Le Réseau de l’Assainissement Écologique (RAE)

Le RAE rassemble plus de 50 acteurs : associations environnementales, entreprises (bureaux d’études, loueurs de TAC, fabricants de TAC, installateurs d’AE…) institutions, chercheurs… Ils participent au développement du secteur, via des assises (INTESTINALE), des échanges d’expériences, des enquêtes.

Le secteur est très actif en matière de Réglementation et de Recherche et Développement pour permettre le déploiement des TAC et AE.

La valorisation de l’urine : un enjeu important qui peut être moteur pour dynamiser le secteur

L’urine est un produit riche3 et stérile. Plusieurs initiatives démontrent son intérêt agronomique via des publications4, des retours d’expériences et des stratégies de déploiement en France et à l’étranger comme aux USA5, en Suède ou en Afrique6. En France, OCAPI7 mène un programme de recherche & action sur les systèmes alimentation/excrétion urbains et la séparation à la source des eaux usées. Côté secteur privé, plusieurs fertilisants agricoles à base d’urine humaine sont déjà commercialisés : Le concentré AURIN (Suisse), le bio stimulant de Toopi Organics (Gironde), la poudre UriBoost d’ECOSEC (Hérault). Les diverses options d’utilisation (liquide simplement diluée, en concentré, en bio stimulant, en granulés…) permettent de s’adapter en fonction des lieux de collecte et d’utilisation et de maîtriser les aspects logistiques. ECOSEC a aussi, via son projet Valurine, permis l’élaboration de la cuvée « J’irai pisser sur vos vignes » du domaine viticole de la Jasse (34).
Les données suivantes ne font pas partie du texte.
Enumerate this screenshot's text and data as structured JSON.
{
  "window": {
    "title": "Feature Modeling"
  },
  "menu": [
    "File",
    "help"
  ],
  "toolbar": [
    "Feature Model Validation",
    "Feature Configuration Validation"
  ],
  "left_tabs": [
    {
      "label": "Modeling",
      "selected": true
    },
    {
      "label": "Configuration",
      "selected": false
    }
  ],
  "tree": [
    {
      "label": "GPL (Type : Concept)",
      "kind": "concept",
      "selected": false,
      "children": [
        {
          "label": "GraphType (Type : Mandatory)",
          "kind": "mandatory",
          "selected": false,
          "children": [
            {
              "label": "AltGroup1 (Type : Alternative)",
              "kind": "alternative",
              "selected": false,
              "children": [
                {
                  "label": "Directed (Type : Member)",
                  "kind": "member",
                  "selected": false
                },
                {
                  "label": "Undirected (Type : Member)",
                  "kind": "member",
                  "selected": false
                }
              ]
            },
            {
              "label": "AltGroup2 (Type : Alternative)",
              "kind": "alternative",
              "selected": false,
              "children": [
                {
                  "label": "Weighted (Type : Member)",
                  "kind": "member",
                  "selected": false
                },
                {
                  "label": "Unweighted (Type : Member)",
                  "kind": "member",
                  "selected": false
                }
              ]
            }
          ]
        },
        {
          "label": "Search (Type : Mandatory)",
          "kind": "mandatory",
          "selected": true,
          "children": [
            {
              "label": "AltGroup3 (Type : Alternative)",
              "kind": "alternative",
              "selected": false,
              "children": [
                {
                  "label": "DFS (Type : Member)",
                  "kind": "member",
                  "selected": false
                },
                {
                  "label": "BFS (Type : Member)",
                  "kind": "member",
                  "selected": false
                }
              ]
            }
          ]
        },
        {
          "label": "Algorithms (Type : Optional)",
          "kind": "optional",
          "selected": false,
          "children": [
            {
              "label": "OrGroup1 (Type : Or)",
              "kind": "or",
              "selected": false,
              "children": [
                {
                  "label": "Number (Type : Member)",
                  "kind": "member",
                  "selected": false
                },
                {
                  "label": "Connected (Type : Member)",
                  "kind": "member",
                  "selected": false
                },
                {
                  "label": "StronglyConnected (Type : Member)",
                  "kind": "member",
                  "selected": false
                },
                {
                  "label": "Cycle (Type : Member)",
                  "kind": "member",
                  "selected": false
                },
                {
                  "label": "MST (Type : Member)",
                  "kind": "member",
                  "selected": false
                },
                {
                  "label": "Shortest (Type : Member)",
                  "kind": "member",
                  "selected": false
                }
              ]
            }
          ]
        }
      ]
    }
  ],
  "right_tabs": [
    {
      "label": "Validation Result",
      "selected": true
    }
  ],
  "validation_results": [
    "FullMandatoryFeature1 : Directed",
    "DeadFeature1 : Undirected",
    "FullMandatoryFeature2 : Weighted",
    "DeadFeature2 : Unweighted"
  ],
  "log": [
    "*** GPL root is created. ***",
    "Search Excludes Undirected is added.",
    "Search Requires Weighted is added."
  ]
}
A Paris, OCAPI a utilisé les urinoirs féminins nommés « Marcelle » de la designeuse Louise Raguet pour fertiliser les blés qui ont donné lieu à la fournée des pains « Boucle d’Or »…

Faire évoluer la réglementation pour autoriser les alternatives en faveur de la transition écologique

Le PANANC [Plateforme des Acteurs Nationaux de l’Assainissement Non Collectif] est un groupe de travail organisé par les Ministères de l’Ecologie et de la Santé. Il rassemble les entreprises, les institutions et les associations dont le RAE. Il contribue à l’évolution de la réglementation comme celle définie pour l’utilisation des TAC dans les habitations de moins de 20 équivalents habitants. Aujourd’hui, le travail porte, entre autres, sur le traitement des eaux ménagères (eaux usées sans les eaux vannes) par le FFB. Un arrêté d’expérimentation est en cours d’élaboration. Il doit permettre de réaliser les FBB en collaboration avec les SPANC. Plusieurs études, achevées ou en cours par l’INRAE de Lyon, contribuent à définir les caractéristiques des FBB telles que « la porosité des sols » et « L’efficacité potentielle du broyat de bois ».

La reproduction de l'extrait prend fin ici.